Context: In its latest bulletin, RBI projects contraction for a second consecutive quarter, which means the economy is in a ‘technical recession’. 

More on the news:

  • Also the RBI predicts that India’s economy will contract by 8.6% in the second quarter (July, August, September) of the current financial year.
  • This contraction is crucial because it implies India that has entered a “technical recession” in the first half of 2020-21 - for the first time in its history.

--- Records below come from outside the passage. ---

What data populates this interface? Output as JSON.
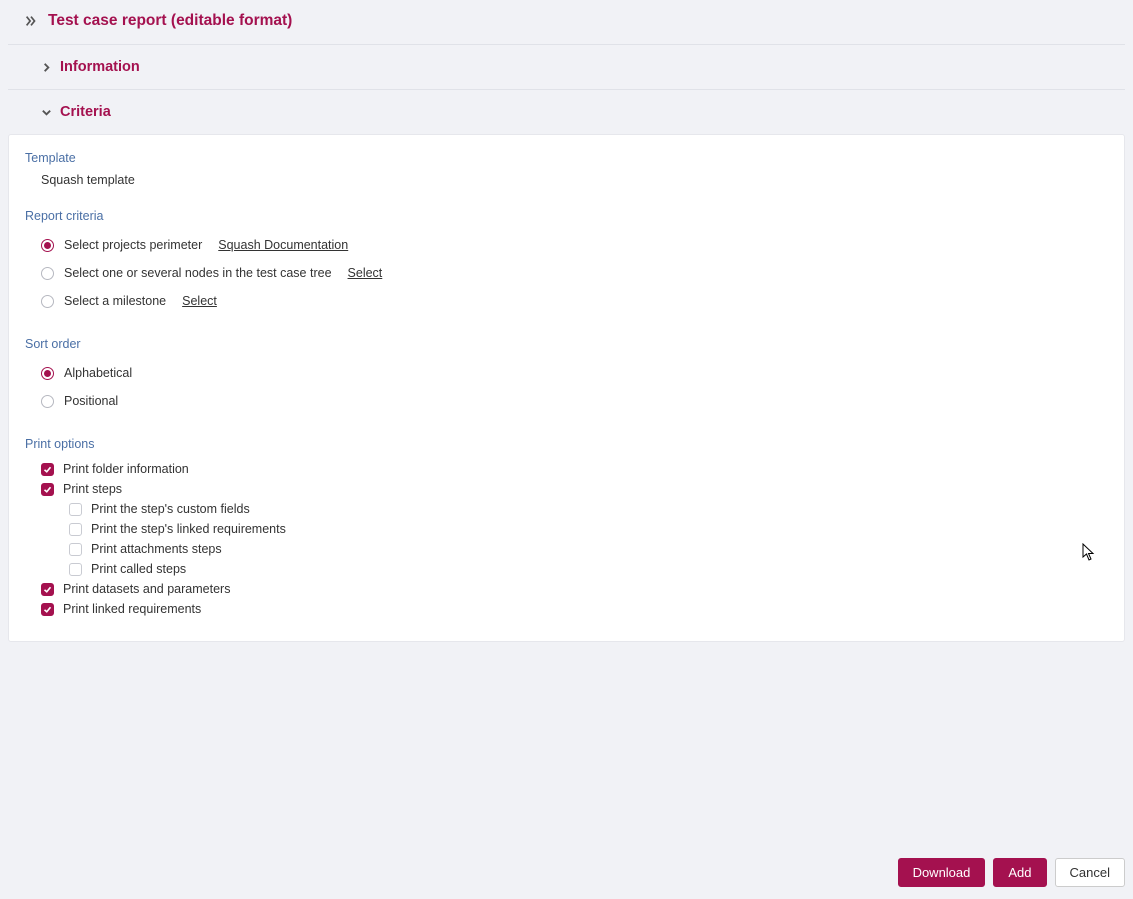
{
  "header": {
    "title": "Test case report (editable format)"
  },
  "sections": {
    "information": {
      "title": "Information"
    },
    "criteria": {
      "title": "Criteria"
    }
  },
  "template": {
    "label": "Template",
    "value": "Squash template"
  },
  "report_criteria": {
    "label": "Report criteria",
    "options": {
      "perimeter": {
        "label": "Select projects perimeter",
        "link": "Squash Documentation",
        "checked": true
      },
      "nodes": {
        "label": "Select one or several nodes in the test case tree",
        "link": "Select",
        "checked": false
      },
      "milestone": {
        "label": "Select a milestone",
        "link": "Select",
        "checked": false
      }
    }
  },
  "sort_order": {
    "label": "Sort order",
    "options": {
      "alphabetical": {
        "label": "Alphabetical",
        "checked": true
      },
      "positional": {
        "label": "Positional",
        "checked": false
      }
    }
  },
  "print_options": {
    "label": "Print options",
    "items": {
      "folder_info": {
        "label": "Print folder information",
        "checked": true
      },
      "steps": {
        "label": "Print steps",
        "checked": true
      },
      "custom_fields": {
        "label": "Print the step's custom fields",
        "checked": false
      },
      "linked_reqs_step": {
        "label": "Print the step's linked requirements",
        "checked": false
      },
      "attachments": {
        "label": "Print attachments steps",
        "checked": false
      },
      "called_steps": {
        "label": "Print called steps",
        "checked": false
      },
      "datasets": {
        "label": "Print datasets and parameters",
        "checked": true
      },
      "linked_reqs": {
        "label": "Print linked requirements",
        "checked": true
      }
    }
  },
  "footer": {
    "download": "Download",
    "add": "Add",
    "cancel": "Cancel"
  }
}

Understanding technical recession:

  • Recessionary phase: When the GDP contracts from one quarter to another, the economy is said to be in a recessionary phase. In any economy, a recessionary phase is the counterpart of an expansionary phase. 
  • Expansionary phase: When the overall output of goods and services (typically measured by the GDP), increases from one quarter to another. 
    • Together, these two phases create what is called a “business cycle” in any economy. 
  • Recession: When a recessionary phase sustains for long enough or when the GDP contracts for a long enough period, the economy is said to be in a recession.
    • Typically, recessions last for a few quarters and if they continue for years, they are referred to as depressions - a rare phenomena - the last one was during the 1930s in the US.
  • Technical recession: While the basic idea behind the term recession is clear, there are too many unanswered queries. For instance, would quarterly GDP be enough to determine economic activity? Or should one look at unemployment or personal consumption as well?
    • To get around these empirical technicalities, economists often consider a recession to be in progress when real GDP has declined for at least two consecutive quarters.
    • That is how real quarterly GDP has come to be accepted as a measure of economic activity and a benchmark for ascertaining a “technical recession”. 

Nominal vs Real GDP:

  • Nominal GDP is a macroeconomic assessment of the value of goods and services using current prices in its measure. 
  • Real GDP takes into consideration adjustments for changes in inflation. This means that if inflation is positive, real GDP will be lower than nominal, and vice versa. 
  • Without a real GDP adjustment, positive inflation greatly inflated GDP in nominal terms.
  • Indian case: Given the nature of the problem - the pandemic - economists expected the Indian economy to go into recession. But, this can't be compared with technical recession.

In the current scenario, the key determinant for any economy to come out of recession is to control the spread of Covid-19. In India’s case, the Finance Minister has expressed hope that India’s recession could be already over and that the economy may register positive growth in the current quarter.